17 de noviembre de 2017
17.11.2017

La manera de decir las cosas

Hay mucha gente que da prioridad a decir antes de pensar

17.11.2017 | 00:24
La manera de decir las cosas

Hay que tener cuidado con lo que se dice, y más aun con lo que se escribe. Porque, por ejemplo, hablar de la unidad de España podría estar bien, como también hacerlo de su grandeza - sobre todo si se midiera en términos económicos, como el PIB o la balanza de pagos - y algo más que bien, si se hiciera hincapié en la defensa de las libertades. Pero si se juntaran los tres términos, se llegaría al slogan de "una, grande y libre", y la cosa ya no solo sonaría a rancio, sino que volverían a aparecer los fantasmas del pasado.

De manera que el que llegara a escuchar frases como "Entre tanto, emerge una figura. Diría yo más alto y más claro: la figura. El talante, el rigor, la mesura y la firmeza encarnadas en una persona" refiriéndose al actual presidente del Gobierno, podría llevarse un susto de padre y muy señor mío, pensando que aún se encontraba en los años en los que la dictadura campaba por sus respetos. Porque por una frase como esa se hubieran dado de tortas los mayores exégetas del viejo régimen para hacerla suya. Y es que, cerrando los ojos, se podrían escuchar las engoladas voces de los narradores del NO-DO, aquel desinformativo, que, obligado por el régimen, era obligado proyectarlo en los cines, antes de la película.

Lo cierto, es que exaltaciones desmesuradas del propio jefe suelen oírse de vez en cuando, como aquella del exfutbolista Butragueño, cuando refiriéndose al suyo, a la sazón presidente del Real Madrid, lo calificó de "ser superior".

Otro tipo de mensajes, sin exaltaciones, pero si con otros fines, como el de lavarse las manos sería, por ejemplo, el de "Pillarlos es muy complicado", refiriéndose a l detención de los gamberros que practican el vandalismo. Frase que hace de menos a la policía, porque si las fuerzas de seguridad del Estado son capaces de detener a terroristas y traficantes de drogas, más fácil será detener a un grupo de cernícalos que se divierte los fines de semana destrozando mobiliario urbano y embadurnando las ciudades con pintadas.

El mensaje con envoltorio de esquet, para llamar la atención, tampoco hay que echarlo a faltar, pues de otra forma nadie se acordaría del monologuista que lo protagoniza. En este grupo podría incluirse el de "Ojalá acabe algún día con unas de éstas", manteniendo en su mano unas esposas, y refiriéndose al presidente del Gobierno. Es ésta, otra perla de un recalcitrante showman que va de vez en cuando por el Congreso de los Diputados. El caso es que el individuo en cuestión no cayó en la cuenta que ese gag hubiera tenido más éxito si lo hubiera representado antes en el Parlament de Catalunya, haciendo mención a sus socios del "tres por ciento".

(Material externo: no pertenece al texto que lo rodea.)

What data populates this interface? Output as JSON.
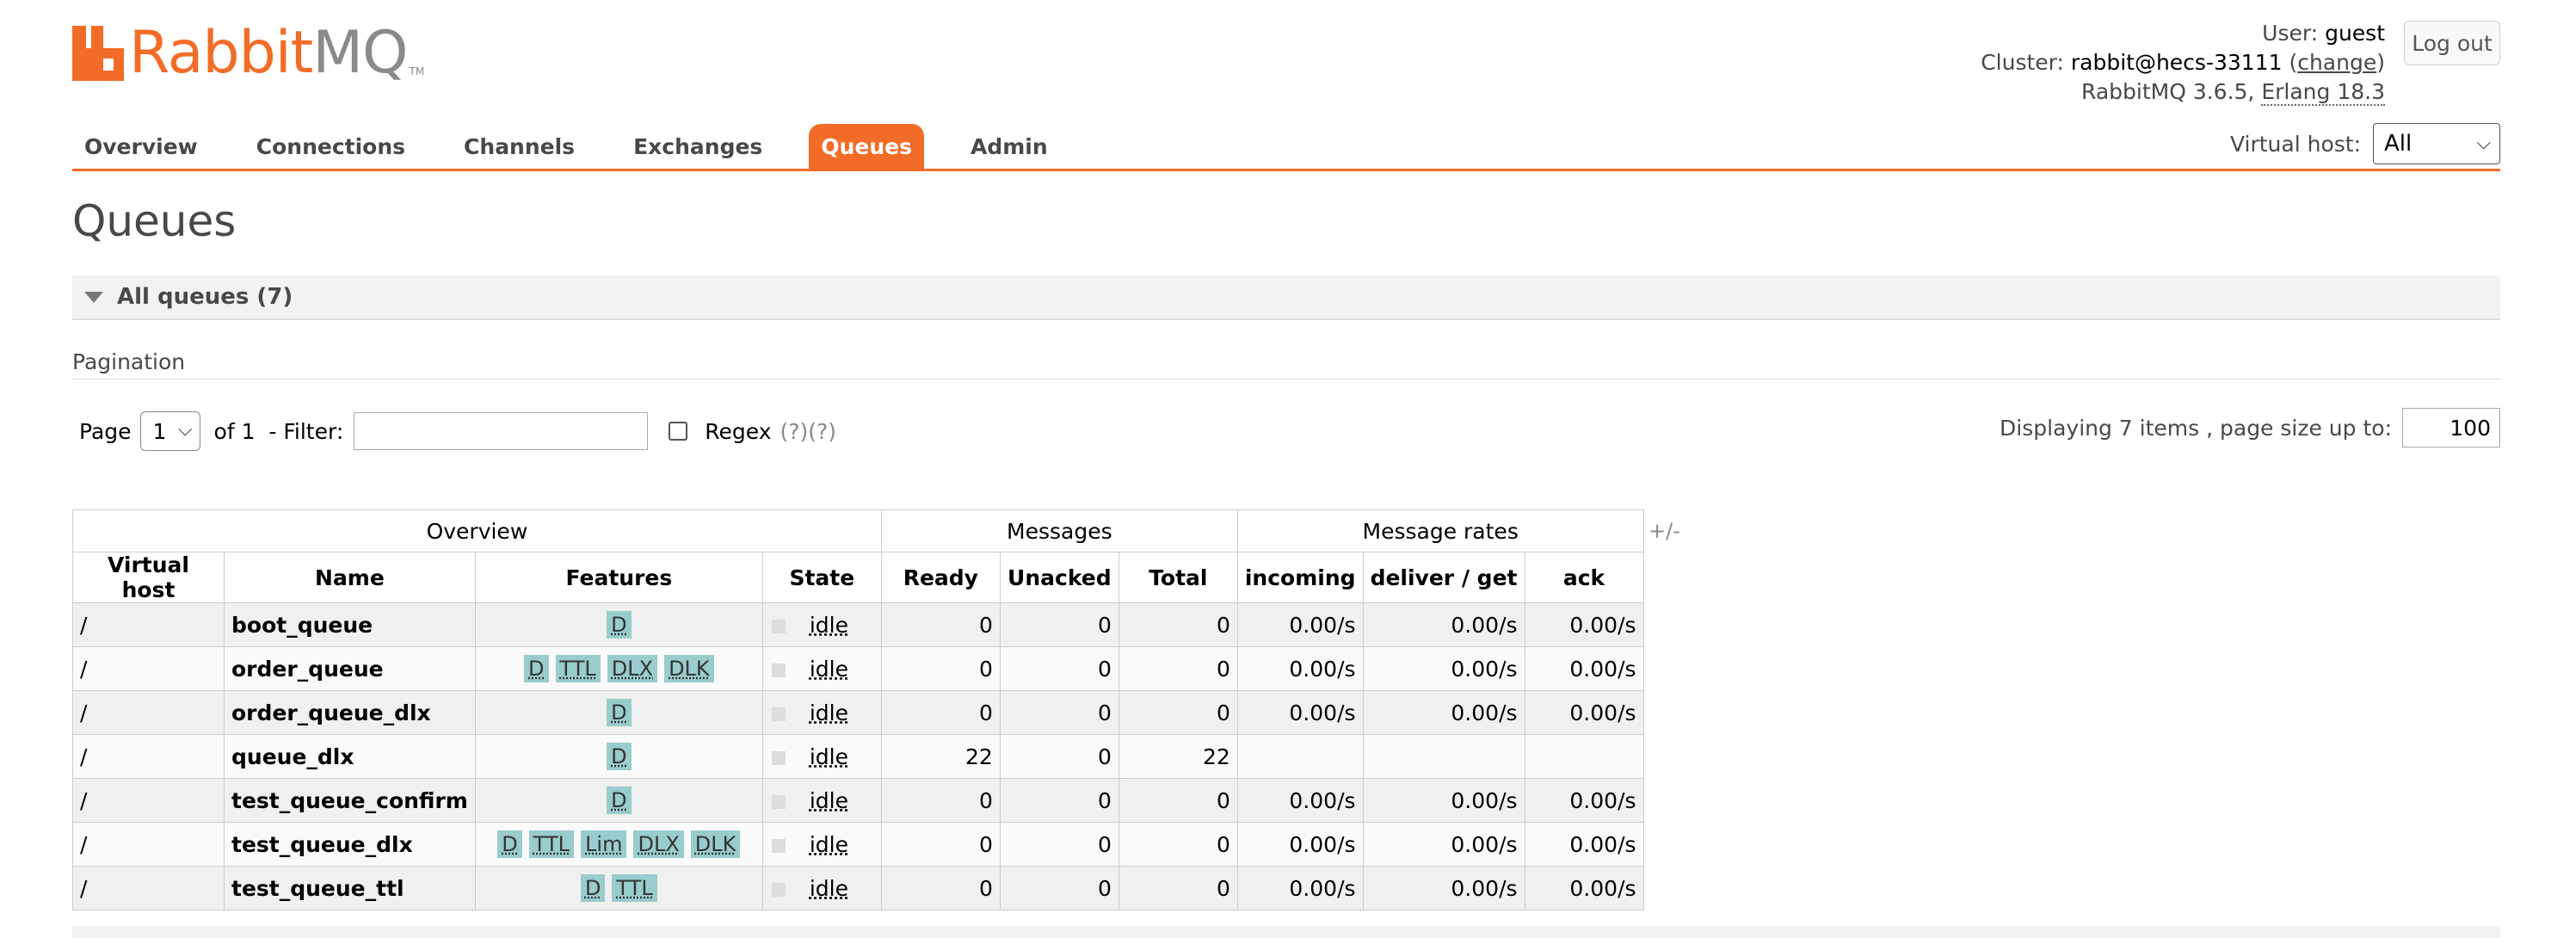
{
  "header": {
    "logo_text": "Rabbit",
    "logo_mq": "MQ",
    "logo_tm": "TM",
    "user_label": "User:",
    "user": "guest",
    "cluster_label": "Cluster:",
    "cluster": "rabbit@hecs-33111",
    "change_link": "change",
    "version_prefix": "RabbitMQ 3.6.5, ",
    "erlang": "Erlang 18.3",
    "logout": "Log out"
  },
  "nav": {
    "tabs": [
      "Overview",
      "Connections",
      "Channels",
      "Exchanges",
      "Queues",
      "Admin"
    ],
    "active": "Queues"
  },
  "vhost": {
    "label": "Virtual host:",
    "value": "All"
  },
  "page": {
    "title": "Queues",
    "section": "All queues (7)",
    "pagination_label": "Pagination",
    "page_label": "Page",
    "page_value": "1",
    "of_label": "of 1  - Filter:",
    "regex_label": "Regex",
    "regex_help": "(?)(?)",
    "display_label": "Displaying 7 items , page size up to:",
    "page_size": "100"
  },
  "table": {
    "groups": [
      "Overview",
      "Messages",
      "Message rates"
    ],
    "plus_minus": "+/-",
    "columns": [
      "Virtual host",
      "Name",
      "Features",
      "State",
      "Ready",
      "Unacked",
      "Total",
      "incoming",
      "deliver / get",
      "ack"
    ],
    "rows": [
      {
        "vhost": "/",
        "name": "boot_queue",
        "features": [
          "D"
        ],
        "state": "idle",
        "ready": "0",
        "unacked": "0",
        "total": "0",
        "incoming": "0.00/s",
        "deliver": "0.00/s",
        "ack": "0.00/s"
      },
      {
        "vhost": "/",
        "name": "order_queue",
        "features": [
          "D",
          "TTL",
          "DLX",
          "DLK"
        ],
        "state": "idle",
        "ready": "0",
        "unacked": "0",
        "total": "0",
        "incoming": "0.00/s",
        "deliver": "0.00/s",
        "ack": "0.00/s"
      },
      {
        "vhost": "/",
        "name": "order_queue_dlx",
        "features": [
          "D"
        ],
        "state": "idle",
        "ready": "0",
        "unacked": "0",
        "total": "0",
        "incoming": "0.00/s",
        "deliver": "0.00/s",
        "ack": "0.00/s"
      },
      {
        "vhost": "/",
        "name": "queue_dlx",
        "features": [
          "D"
        ],
        "state": "idle",
        "ready": "22",
        "unacked": "0",
        "total": "22",
        "incoming": "",
        "deliver": "",
        "ack": ""
      },
      {
        "vhost": "/",
        "name": "test_queue_confirm",
        "features": [
          "D"
        ],
        "state": "idle",
        "ready": "0",
        "unacked": "0",
        "total": "0",
        "incoming": "0.00/s",
        "deliver": "0.00/s",
        "ack": "0.00/s"
      },
      {
        "vhost": "/",
        "name": "test_queue_dlx",
        "features": [
          "D",
          "TTL",
          "Lim",
          "DLX",
          "DLK"
        ],
        "state": "idle",
        "ready": "0",
        "unacked": "0",
        "total": "0",
        "incoming": "0.00/s",
        "deliver": "0.00/s",
        "ack": "0.00/s"
      },
      {
        "vhost": "/",
        "name": "test_queue_ttl",
        "features": [
          "D",
          "TTL"
        ],
        "state": "idle",
        "ready": "0",
        "unacked": "0",
        "total": "0",
        "incoming": "0.00/s",
        "deliver": "0.00/s",
        "ack": "0.00/s"
      }
    ]
  },
  "colors": {
    "accent": "#f26c28",
    "badge": "#99cccc"
  }
}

Tampoco está nada mal explotar la cara dura sin ningún pudor. Como la del ex mandatario catalán lanzando una colecta para que alguien cargue con la pasta que él ordenó gastar en actos ilegales: "con un poco de generosidad de los que fueron a votar en noviembre de 2014 el problema podría quedar resuelto" o lo que es lo mismo que si depositara un montón de catalanes los milloncejos de su fianza, evitaría ir al trullo, como si de una Lola Flores se tratara, en aquella ocasión en que se dirigió al conjunto de los españoles para que le pagaran sus pufos con Hacienda.

Cierto es, que cada tendero, o tendera, debe espabilar para ser el primero, o la primera, en vender su mercancía ante la presencia de la competencia. Pero una cosa es la intrepidez y otra los halagos desmesurados, o las actuaciones o mensajes desabridos, ya que pueden producir el efecto contrario al que se pretende. Ensalzar de manera exagerada la figura de alguien, o caer en la tentación de tratar a la gente como a un rebaño de ovejas, es caer en el triunfalismo, en la exageración, volver a los desinformativos del NO-DO.

Menos mal que entre tantas simplezas y banalidades, siempre hay alguien que, de vez en cuando, trasmite alguna reflexión o razonamiento sensato, de esos que dan que pensar, al menos unos segundos, como el del historiador americano Christopher Browning: "Nunca fracasó un genocidio por falta de gente dispuesta a asesinar".

Pero es que, de la misma manera que existe gente capaz de pensar antes de decir, en mayor medida la hay que da prioridad a decir sobre cualquier otra cosa.